Он легко подхватил полные вёдра и, стараясь не расплескать, заторопился, почти побежал под горку. Негоже опаздывать к подъёму флага на корабле!
Да, их ДОС1 далеко не комфортабельное жильё, стоит на самой окраине Владивостока, практически в лесу, и не имеет коммунальных удобств. Но здесь живут молодые семьи, а человек в молодости – существо непритязательное. Ходить к ручью за водой и топить дровами печь даже приятно. Такие хлопоты дарят ощущение подлинности и надёжности домашнего очага, исключают отчуждение между соседями, присущее городским квартирантам. Когда мужья в море – в этом лесном, с красивыми эркерными окнами, неблагоустроенном доме, бороться с бытом жёнам помогают соседи. Наверное, это звучит высокопарно, но офицер, в отличие от гражданских, живёт не там, где ему захочется, а там, где прикажет Родина. Он не принадлежит себе и готов в любое время суток «подняться по свистку».
Душа – Богу,
сердце – женщине,
долг – Отечеству,
честь – никому!
В плавании моряк живёт взаймы, «ходит по краю», он как бы сдал свою основную жизнь на временное хранение в родной гавани. И в зависимости от прочности корпуса корабля, компетентности шкипера, состояния моря и целого ряда обстоятельств ещё неизвестно: получит человек её (жизнь) обратно или…
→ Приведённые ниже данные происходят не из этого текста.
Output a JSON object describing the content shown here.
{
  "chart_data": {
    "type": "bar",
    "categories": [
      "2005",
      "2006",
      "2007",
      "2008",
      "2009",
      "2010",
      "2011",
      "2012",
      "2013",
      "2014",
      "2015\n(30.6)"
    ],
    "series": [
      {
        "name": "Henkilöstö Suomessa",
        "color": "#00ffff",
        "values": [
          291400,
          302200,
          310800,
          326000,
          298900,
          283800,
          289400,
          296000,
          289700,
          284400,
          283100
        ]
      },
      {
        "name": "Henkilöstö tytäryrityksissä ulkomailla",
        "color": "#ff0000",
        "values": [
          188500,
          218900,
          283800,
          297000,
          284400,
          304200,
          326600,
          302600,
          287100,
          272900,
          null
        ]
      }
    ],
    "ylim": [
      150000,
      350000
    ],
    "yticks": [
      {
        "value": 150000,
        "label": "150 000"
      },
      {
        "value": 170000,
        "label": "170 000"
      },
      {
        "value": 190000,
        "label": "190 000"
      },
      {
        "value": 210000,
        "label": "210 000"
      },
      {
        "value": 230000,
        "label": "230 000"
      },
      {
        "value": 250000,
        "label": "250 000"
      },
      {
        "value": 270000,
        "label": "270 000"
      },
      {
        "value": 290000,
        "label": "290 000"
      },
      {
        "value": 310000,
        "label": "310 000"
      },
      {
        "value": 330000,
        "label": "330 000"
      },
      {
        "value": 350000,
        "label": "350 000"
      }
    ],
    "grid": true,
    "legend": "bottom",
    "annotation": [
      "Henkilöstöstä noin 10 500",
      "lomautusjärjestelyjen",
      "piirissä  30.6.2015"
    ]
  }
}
– Я буду ждать, – прижавшись тёплым, только что из постели телом, и, вытирая накатившуюся слезу, прошептала она.
– Всего девяносто суток, на целый месяц меньше, чем в прошлый раз! – неумело успокоил он и виновато потупился…
***
Море бывает разным. В шторм оно рвано-серо-чёрное, ночью – звёздно-фиолетово-люминесцентное, а в солнечный тихий день – прозрачно-бирюзово-голубое. Сегодня небо чистое-чистое и вокруг сплошная, бликующая солнечными зайчиками синева.
Молчанов уже выполнил свои рутинные, предусмотренные корабельным уставом и распорядком дня, обязанности и поднялся на шлюпочную палубу поглазеть на плавающие в лёгком полуденном мареве Филиппины.
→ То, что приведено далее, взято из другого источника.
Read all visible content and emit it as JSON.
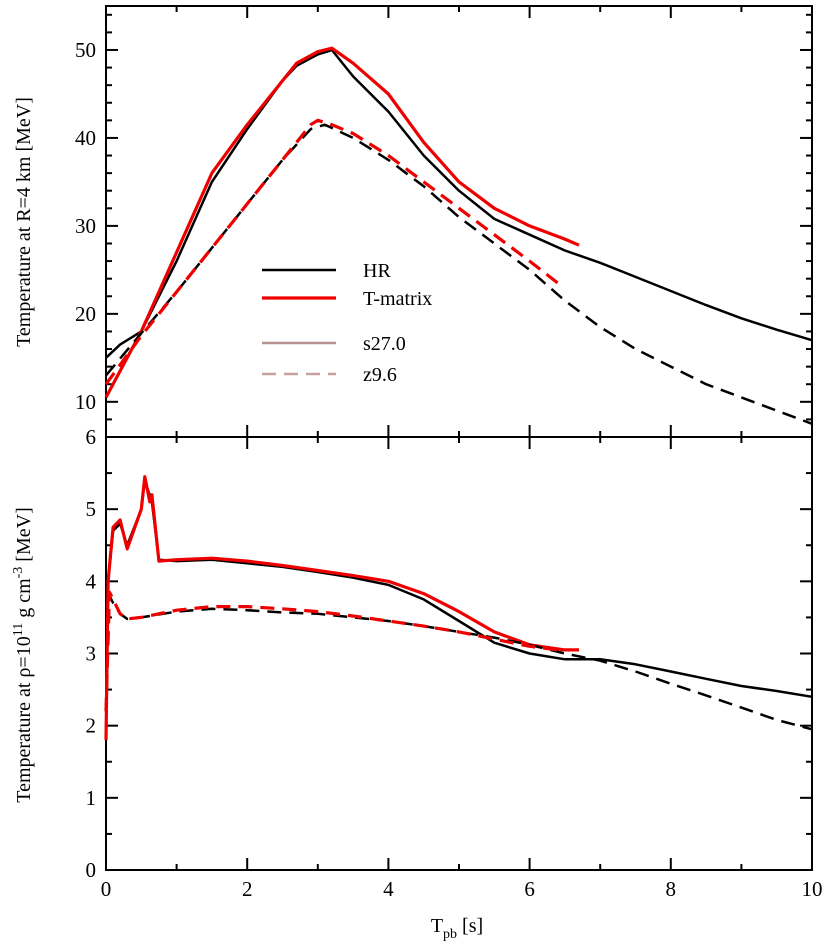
{
  "chart_data": [
    {
      "type": "line",
      "panel": "top",
      "ylabel": "Temperature at R=4 km [MeV]",
      "xlabel": "",
      "xlim": [
        0,
        10
      ],
      "ylim": [
        6,
        55
      ],
      "xticks": [
        0,
        2,
        4,
        6,
        8,
        10
      ],
      "yticks": [
        10,
        20,
        30,
        40,
        50
      ],
      "ytick_labels": [
        "10",
        "20",
        "30",
        "40",
        "50"
      ],
      "series": [
        {
          "name": "HR s27.0",
          "eos": "HR",
          "progenitor": "s27.0",
          "color": "#000000",
          "style": "solid",
          "x": [
            0,
            0.2,
            0.5,
            1.0,
            1.5,
            2.0,
            2.5,
            2.7,
            3.0,
            3.2,
            3.5,
            4.0,
            4.5,
            5.0,
            5.5,
            6.0,
            6.5,
            7.0,
            7.5,
            8.0,
            8.5,
            9.0,
            9.5,
            10.0
          ],
          "y": [
            15,
            16.5,
            18,
            26,
            35,
            41,
            46.5,
            48.2,
            49.5,
            50,
            47,
            43,
            38,
            34,
            30.8,
            29,
            27.2,
            25.8,
            24.2,
            22.6,
            21,
            19.5,
            18.2,
            17
          ]
        },
        {
          "name": "T-matrix s27.0",
          "eos": "T-matrix",
          "progenitor": "s27.0",
          "color": "#ee0000",
          "style": "solid",
          "x": [
            0,
            0.2,
            0.5,
            1.0,
            1.5,
            2.0,
            2.5,
            2.7,
            3.0,
            3.2,
            3.5,
            4.0,
            4.5,
            5.0,
            5.5,
            6.0,
            6.5,
            6.7
          ],
          "y": [
            10.5,
            13.5,
            18,
            27,
            36,
            41.5,
            46.5,
            48.5,
            49.8,
            50.2,
            48.5,
            45,
            39.5,
            35,
            32,
            30,
            28.5,
            27.8
          ]
        },
        {
          "name": "HR z9.6",
          "eos": "HR",
          "progenitor": "z9.6",
          "color": "#000000",
          "style": "dashed",
          "x": [
            0,
            0.5,
            1.0,
            1.5,
            2.0,
            2.5,
            2.9,
            3.1,
            3.5,
            4.0,
            4.5,
            5.0,
            5.5,
            6.0,
            6.5,
            7.0,
            7.5,
            8.0,
            8.5,
            9.0,
            9.5,
            10.0
          ],
          "y": [
            13,
            17.8,
            22.5,
            27.5,
            32.5,
            37.5,
            41,
            41.5,
            40,
            37.5,
            34.5,
            31,
            28,
            25,
            21.5,
            18.5,
            16,
            14,
            12,
            10.5,
            9,
            7.5
          ]
        },
        {
          "name": "T-matrix z9.6",
          "eos": "T-matrix",
          "progenitor": "z9.6",
          "color": "#ee0000",
          "style": "dashed",
          "x": [
            0,
            0.5,
            1.0,
            1.5,
            2.0,
            2.5,
            2.9,
            3.0,
            3.2,
            3.5,
            4.0,
            4.5,
            5.0,
            5.5,
            6.0,
            6.4
          ],
          "y": [
            12,
            17.5,
            22.5,
            27.5,
            32.5,
            37.5,
            41.5,
            42,
            41.5,
            40.5,
            38,
            35,
            32,
            29,
            26,
            23.5
          ]
        }
      ]
    },
    {
      "type": "line",
      "panel": "bottom",
      "ylabel": "Temperature at ρ=10",
      "ylabel_sup1": "11",
      "ylabel_mid": " g cm",
      "ylabel_sup2": "-3",
      "ylabel_end": " [MeV]",
      "xlabel": "T",
      "xlabel_sub": "pb",
      "xlabel_end": " [s]",
      "xlim": [
        0,
        10
      ],
      "ylim": [
        0,
        6
      ],
      "xticks": [
        0,
        2,
        4,
        6,
        8,
        10
      ],
      "xtick_labels": [
        "0",
        "2",
        "4",
        "6",
        "8",
        "10"
      ],
      "yticks": [
        0,
        1,
        2,
        3,
        4,
        5,
        6
      ],
      "ytick_labels": [
        "0",
        "1",
        "2",
        "3",
        "4",
        "5",
        "6"
      ],
      "series": [
        {
          "name": "HR s27.0",
          "eos": "HR",
          "progenitor": "s27.0",
          "color": "#000000",
          "style": "solid",
          "x": [
            0,
            0.03,
            0.1,
            0.2,
            0.3,
            0.5,
            0.55,
            0.65,
            0.75,
            1.0,
            1.5,
            2.0,
            2.5,
            3.0,
            3.5,
            4.0,
            4.5,
            5.0,
            5.5,
            6.0,
            6.5,
            7.0,
            7.5,
            8.0,
            8.5,
            9.0,
            9.5,
            10.0
          ],
          "y": [
            1.8,
            4.0,
            4.7,
            4.8,
            4.5,
            5.0,
            5.4,
            5.1,
            4.3,
            4.28,
            4.3,
            4.25,
            4.2,
            4.13,
            4.05,
            3.95,
            3.75,
            3.45,
            3.15,
            3.0,
            2.92,
            2.92,
            2.85,
            2.75,
            2.65,
            2.55,
            2.48,
            2.4
          ]
        },
        {
          "name": "T-matrix s27.0",
          "eos": "T-matrix",
          "progenitor": "s27.0",
          "color": "#ee0000",
          "style": "solid",
          "x": [
            0,
            0.03,
            0.1,
            0.2,
            0.3,
            0.5,
            0.55,
            0.62,
            0.65,
            0.75,
            1.0,
            1.5,
            2.0,
            2.5,
            3.0,
            3.5,
            4.0,
            4.5,
            5.0,
            5.5,
            6.0,
            6.5,
            6.7
          ],
          "y": [
            1.8,
            4.0,
            4.75,
            4.85,
            4.45,
            5.0,
            5.45,
            5.1,
            5.2,
            4.28,
            4.3,
            4.32,
            4.28,
            4.22,
            4.15,
            4.08,
            4.0,
            3.83,
            3.58,
            3.3,
            3.12,
            3.05,
            3.05
          ]
        },
        {
          "name": "HR z9.6",
          "eos": "HR",
          "progenitor": "z9.6",
          "color": "#000000",
          "style": "dashed",
          "x": [
            0,
            0.05,
            0.1,
            0.2,
            0.3,
            0.5,
            1.0,
            1.5,
            2.0,
            2.5,
            3.0,
            3.5,
            4.0,
            4.5,
            5.0,
            5.5,
            6.0,
            6.5,
            7.0,
            7.5,
            8.0,
            8.5,
            9.0,
            9.5,
            10.0
          ],
          "y": [
            2.2,
            3.8,
            3.7,
            3.55,
            3.48,
            3.5,
            3.58,
            3.62,
            3.6,
            3.57,
            3.55,
            3.5,
            3.45,
            3.38,
            3.3,
            3.22,
            3.12,
            3.0,
            2.9,
            2.75,
            2.58,
            2.42,
            2.25,
            2.08,
            1.95
          ]
        },
        {
          "name": "T-matrix z9.6",
          "eos": "T-matrix",
          "progenitor": "z9.6",
          "color": "#ee0000",
          "style": "dashed",
          "x": [
            0,
            0.05,
            0.1,
            0.2,
            0.3,
            0.5,
            1.0,
            1.5,
            2.0,
            2.5,
            3.0,
            3.5,
            4.0,
            4.5,
            5.0,
            5.5,
            6.0,
            6.4
          ],
          "y": [
            2.2,
            3.85,
            3.75,
            3.55,
            3.48,
            3.5,
            3.6,
            3.65,
            3.65,
            3.62,
            3.58,
            3.52,
            3.45,
            3.38,
            3.3,
            3.2,
            3.1,
            3.05
          ]
        }
      ]
    }
  ],
  "legend": {
    "placement": "center-left of top panel",
    "entries": [
      {
        "label": "HR",
        "color": "#000000",
        "style": "solid"
      },
      {
        "label": "T-matrix",
        "color": "#ee0000",
        "style": "solid"
      },
      {
        "label": "s27.0",
        "color": "#b89090",
        "style": "solid"
      },
      {
        "label": "z9.6",
        "color": "#c8a0a0",
        "style": "dashed"
      }
    ]
  }
}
Остров Лусон! «Там хорошо, но мне туда не надо», – вспомнились слова Высоцкого. Хотя, почему собственно не надо? С превеликим удовольствием сейчас бы побродил по твёрдой земле, но в Субик-Бей разместилась американская база, а значит, путь советскому военному кораблю в этот порт заказан!
– Бездельничаешь, док?! – осуждающе интересуется поднимающаяся по трапу «корабельная партийная совесть». Замполит, как всегда, сразу подозревает во всех грехах и воспитывает, хотя сам сейчас пришёл побаловаться плетением на свежем воздухе. Хобби у него такое: километры выловленных боцманом в море капроновых тросов к концу похода превращаются в горы замечательных пушистых мочалок. Политическое управление и штаб флота от таких подарков в восторге!
– Уже ухожу, – Молчанов освобождает площадку перед релингом2 (любимое рабочее место производителя банных сувениров).
Доктор, как и большинство экипажа, недолюбливает «комиссара» за его снобизм и перманентное поучительство. Рядом с такими всегда неуютно. Хотя, как раз к доктору зам относится с какой-то осторожностью и элементами почтения, знает, что все «ходим под богом», а если покачнётся здоровье, то и «повелителю душ» придётся превратиться в рядового беспомощного больного.
Зам поставил на палубу увесистую сумку, привязал к прутьям релинга своё вязание и властно предложил:
– Погоди, доктор. Ты же в амбулаторию? Отсыпь из своих закромов кружку шила3, хочу заспиртовать сувенир. Мне вчера бойцы выловили и подсушили иглобрюха, а он пахнет. Наверное, не все потроха выковырнули.
– Сейчас наступает время амбулаторного приёма, – у Молчанова нет никакого желания потакать заму в его барских замашках, и он добавляет, – больные ждут; вы после вязания всё равно будете идти мимо, вот и загляните в медицинский блок.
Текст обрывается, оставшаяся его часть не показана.